KHON2 spoke with several people who say everyday life in Hawaii is only getting harder.
The Honolulu City Council approved several proposals Wednesday that affect your bottom line, and those rate increases add up over time.
“I was grateful for the decisions made at the Honolulu City Council,” Mayor Kirk Caldwell said. “I think it ensures we continue to have a budget that is balanced that has some revenue enhancements, but we also did control cost.”
A city spokesman told KHON2 money from these rate increases will pay for the future operation and maintenance of rail. We’re also told the measures were introduced to show the state legislature that the city has plenty of “skin in the game.”
Parking rates in Waikiki, Chinatown, and Downtown are doubling from $1.50 to $3.00 an hour. (Bill 12)
If you ride the bus on a monthly pass, you’ll be paying $120 more a year. (Bill 28)
Vehicle weight tax is increasing by one cent in 2018 and again in 2019. Folks driving a standard-size SUV can expect a $35 increase each time. (Bill 10)
Reaction from bus riders is mixed.
“I think that’s quite a jump,” said Paulie Tuita. “For me, that’s quite a lot paying $60 and now going up to $70.”
Frank Hunter, another bus rider, said “it might take a couple more dollars out of my pocket, but like I said, it’s cheaper than driving.”
We’re told many in Chinatown feel the parking rate hikes will hurt business.
“People who shop in Chinatown for dollar groceries cannot afford that kind of high prices,” said Chu Lan Shubert-Kwock with the Chinatown Business and Community Association. “It’s going to have a trickle-down effect on a lot of people. This is a bad move.”

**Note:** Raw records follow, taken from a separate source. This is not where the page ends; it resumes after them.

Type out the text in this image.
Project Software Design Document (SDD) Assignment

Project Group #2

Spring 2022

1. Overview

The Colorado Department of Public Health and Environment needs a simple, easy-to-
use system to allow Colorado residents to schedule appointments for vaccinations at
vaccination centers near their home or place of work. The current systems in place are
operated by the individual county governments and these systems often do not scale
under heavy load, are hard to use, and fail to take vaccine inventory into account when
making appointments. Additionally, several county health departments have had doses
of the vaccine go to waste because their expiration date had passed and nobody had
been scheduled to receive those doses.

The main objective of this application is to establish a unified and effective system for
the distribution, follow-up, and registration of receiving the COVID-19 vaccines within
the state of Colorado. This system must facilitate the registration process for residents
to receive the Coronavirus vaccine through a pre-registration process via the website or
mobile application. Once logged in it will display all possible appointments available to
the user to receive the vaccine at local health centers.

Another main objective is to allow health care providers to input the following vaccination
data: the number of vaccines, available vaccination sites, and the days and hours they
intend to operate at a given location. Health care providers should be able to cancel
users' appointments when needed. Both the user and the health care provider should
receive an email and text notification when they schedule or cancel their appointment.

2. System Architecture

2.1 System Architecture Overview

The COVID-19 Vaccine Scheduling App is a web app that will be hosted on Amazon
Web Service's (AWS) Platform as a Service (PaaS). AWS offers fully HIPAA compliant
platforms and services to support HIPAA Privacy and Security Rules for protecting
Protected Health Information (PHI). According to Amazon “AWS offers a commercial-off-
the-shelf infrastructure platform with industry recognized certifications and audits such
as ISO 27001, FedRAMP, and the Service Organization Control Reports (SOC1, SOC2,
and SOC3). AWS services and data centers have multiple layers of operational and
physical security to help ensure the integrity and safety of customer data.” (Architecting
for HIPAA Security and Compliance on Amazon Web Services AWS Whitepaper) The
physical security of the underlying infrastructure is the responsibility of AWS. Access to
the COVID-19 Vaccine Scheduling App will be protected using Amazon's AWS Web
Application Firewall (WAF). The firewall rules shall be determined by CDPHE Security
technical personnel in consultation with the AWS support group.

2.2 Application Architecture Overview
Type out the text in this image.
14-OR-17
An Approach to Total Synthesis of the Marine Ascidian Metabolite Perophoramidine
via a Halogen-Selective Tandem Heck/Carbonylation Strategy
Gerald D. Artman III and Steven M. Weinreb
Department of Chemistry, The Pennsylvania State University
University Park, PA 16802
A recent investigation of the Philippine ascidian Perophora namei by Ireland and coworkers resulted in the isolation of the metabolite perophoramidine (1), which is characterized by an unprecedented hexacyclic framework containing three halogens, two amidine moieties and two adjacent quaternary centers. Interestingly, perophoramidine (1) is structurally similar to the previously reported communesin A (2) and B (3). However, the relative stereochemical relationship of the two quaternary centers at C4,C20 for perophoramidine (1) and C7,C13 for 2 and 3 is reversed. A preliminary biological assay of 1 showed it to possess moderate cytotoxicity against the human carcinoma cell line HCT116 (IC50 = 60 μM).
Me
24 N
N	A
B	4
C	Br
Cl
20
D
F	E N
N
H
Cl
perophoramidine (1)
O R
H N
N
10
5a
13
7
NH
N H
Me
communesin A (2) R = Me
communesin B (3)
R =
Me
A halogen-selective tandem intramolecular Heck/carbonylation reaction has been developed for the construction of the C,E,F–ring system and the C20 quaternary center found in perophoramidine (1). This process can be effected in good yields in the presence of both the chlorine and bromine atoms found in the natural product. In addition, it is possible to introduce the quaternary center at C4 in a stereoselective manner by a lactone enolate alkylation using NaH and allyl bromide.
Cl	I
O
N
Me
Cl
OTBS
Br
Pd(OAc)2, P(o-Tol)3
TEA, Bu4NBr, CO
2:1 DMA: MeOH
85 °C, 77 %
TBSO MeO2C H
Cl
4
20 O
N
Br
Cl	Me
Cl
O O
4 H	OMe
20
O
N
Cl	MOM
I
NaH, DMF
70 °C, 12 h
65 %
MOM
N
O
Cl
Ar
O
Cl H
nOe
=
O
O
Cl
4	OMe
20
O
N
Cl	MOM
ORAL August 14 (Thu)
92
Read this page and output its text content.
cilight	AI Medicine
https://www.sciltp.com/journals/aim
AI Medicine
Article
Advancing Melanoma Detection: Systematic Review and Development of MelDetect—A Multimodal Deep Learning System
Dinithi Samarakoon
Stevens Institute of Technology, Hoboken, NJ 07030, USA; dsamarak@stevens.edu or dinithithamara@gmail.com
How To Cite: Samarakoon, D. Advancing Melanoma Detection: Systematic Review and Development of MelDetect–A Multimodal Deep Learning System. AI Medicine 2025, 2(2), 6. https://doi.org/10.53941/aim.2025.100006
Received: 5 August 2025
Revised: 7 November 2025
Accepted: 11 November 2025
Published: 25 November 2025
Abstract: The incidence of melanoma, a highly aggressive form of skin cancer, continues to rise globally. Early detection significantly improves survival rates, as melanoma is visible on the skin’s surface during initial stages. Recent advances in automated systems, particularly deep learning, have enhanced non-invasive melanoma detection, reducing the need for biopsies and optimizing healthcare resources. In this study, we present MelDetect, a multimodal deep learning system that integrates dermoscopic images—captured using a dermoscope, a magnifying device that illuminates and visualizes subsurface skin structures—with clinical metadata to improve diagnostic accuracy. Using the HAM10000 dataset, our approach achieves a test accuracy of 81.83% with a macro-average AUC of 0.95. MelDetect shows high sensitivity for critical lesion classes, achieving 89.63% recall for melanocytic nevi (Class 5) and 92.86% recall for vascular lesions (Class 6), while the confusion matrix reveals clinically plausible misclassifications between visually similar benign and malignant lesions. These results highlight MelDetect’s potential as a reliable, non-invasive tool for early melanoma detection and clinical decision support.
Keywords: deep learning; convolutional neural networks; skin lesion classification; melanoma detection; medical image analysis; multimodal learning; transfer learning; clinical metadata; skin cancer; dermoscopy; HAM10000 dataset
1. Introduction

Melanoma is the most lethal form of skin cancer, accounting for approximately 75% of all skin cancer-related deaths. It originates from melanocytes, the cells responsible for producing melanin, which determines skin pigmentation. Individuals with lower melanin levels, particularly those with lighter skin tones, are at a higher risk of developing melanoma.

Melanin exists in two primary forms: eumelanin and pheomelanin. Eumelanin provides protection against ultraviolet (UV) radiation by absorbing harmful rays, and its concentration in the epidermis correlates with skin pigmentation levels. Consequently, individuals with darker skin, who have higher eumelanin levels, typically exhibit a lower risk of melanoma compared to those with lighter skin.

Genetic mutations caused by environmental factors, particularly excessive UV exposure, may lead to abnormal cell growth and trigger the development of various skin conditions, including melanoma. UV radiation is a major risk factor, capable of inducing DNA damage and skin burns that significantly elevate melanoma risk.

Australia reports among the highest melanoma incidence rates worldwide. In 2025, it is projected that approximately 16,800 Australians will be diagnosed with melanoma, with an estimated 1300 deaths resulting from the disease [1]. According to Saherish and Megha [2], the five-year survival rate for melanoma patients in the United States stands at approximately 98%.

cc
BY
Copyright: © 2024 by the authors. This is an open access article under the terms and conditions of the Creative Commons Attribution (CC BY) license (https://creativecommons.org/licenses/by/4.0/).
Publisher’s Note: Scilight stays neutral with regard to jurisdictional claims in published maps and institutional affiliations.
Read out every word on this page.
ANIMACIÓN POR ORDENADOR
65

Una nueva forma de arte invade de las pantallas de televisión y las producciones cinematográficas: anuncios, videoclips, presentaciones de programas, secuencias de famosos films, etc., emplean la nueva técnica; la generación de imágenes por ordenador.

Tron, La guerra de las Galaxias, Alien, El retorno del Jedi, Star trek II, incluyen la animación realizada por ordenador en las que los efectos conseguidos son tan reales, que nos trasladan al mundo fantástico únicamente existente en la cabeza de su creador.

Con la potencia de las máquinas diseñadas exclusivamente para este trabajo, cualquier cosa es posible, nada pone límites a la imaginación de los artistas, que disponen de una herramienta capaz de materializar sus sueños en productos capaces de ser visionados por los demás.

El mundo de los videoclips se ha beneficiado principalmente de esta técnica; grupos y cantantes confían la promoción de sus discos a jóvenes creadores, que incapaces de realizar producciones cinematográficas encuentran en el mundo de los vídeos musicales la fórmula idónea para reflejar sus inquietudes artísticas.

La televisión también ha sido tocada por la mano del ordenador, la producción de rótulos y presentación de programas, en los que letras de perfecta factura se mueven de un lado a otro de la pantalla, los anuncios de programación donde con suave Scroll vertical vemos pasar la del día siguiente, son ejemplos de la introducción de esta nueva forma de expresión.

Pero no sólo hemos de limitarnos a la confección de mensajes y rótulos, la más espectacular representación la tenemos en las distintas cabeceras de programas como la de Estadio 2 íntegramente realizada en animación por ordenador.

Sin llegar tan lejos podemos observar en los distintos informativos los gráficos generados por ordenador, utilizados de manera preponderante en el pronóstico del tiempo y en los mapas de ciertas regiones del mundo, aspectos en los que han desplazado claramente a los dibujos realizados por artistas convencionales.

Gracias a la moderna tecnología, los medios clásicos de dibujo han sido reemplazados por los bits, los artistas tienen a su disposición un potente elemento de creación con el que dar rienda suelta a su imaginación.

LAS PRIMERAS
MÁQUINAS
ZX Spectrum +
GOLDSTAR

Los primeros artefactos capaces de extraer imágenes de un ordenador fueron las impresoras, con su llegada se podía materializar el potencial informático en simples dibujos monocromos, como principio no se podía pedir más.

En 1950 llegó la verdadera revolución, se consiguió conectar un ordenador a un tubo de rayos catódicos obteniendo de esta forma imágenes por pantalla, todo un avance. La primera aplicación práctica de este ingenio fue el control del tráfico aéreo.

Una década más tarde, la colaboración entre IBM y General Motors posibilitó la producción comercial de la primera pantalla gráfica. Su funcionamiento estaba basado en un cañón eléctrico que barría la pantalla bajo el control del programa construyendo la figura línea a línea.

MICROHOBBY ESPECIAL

Others have mixed reactions.
“Why are they only picking on certain places? If they’re going to raise it, they should raise it all over,” said Rodney Lu, a regular Chinatown visitor.
“The rail is important. I don’t know the dollars and cents of it all, but I just hope it doesn’t discourage people from coming,” said Chinatown resident Ellen Kercher.
The bills are under review and awaiting a signature from Mayor Caldwell.
If they’re signed into law, the rate increases would take effect on January 1, 2018.
Another measure that passed had to do with admission to Honolulu Zoo. Children under two get in free. For Hawaii residents, the cost rises to $4 for kids ages 3-12, and $8 for those 13 and older.
Bill 68 authorizes the director of Enterprise Services to set admission fees for the military, non-residents, and group rates.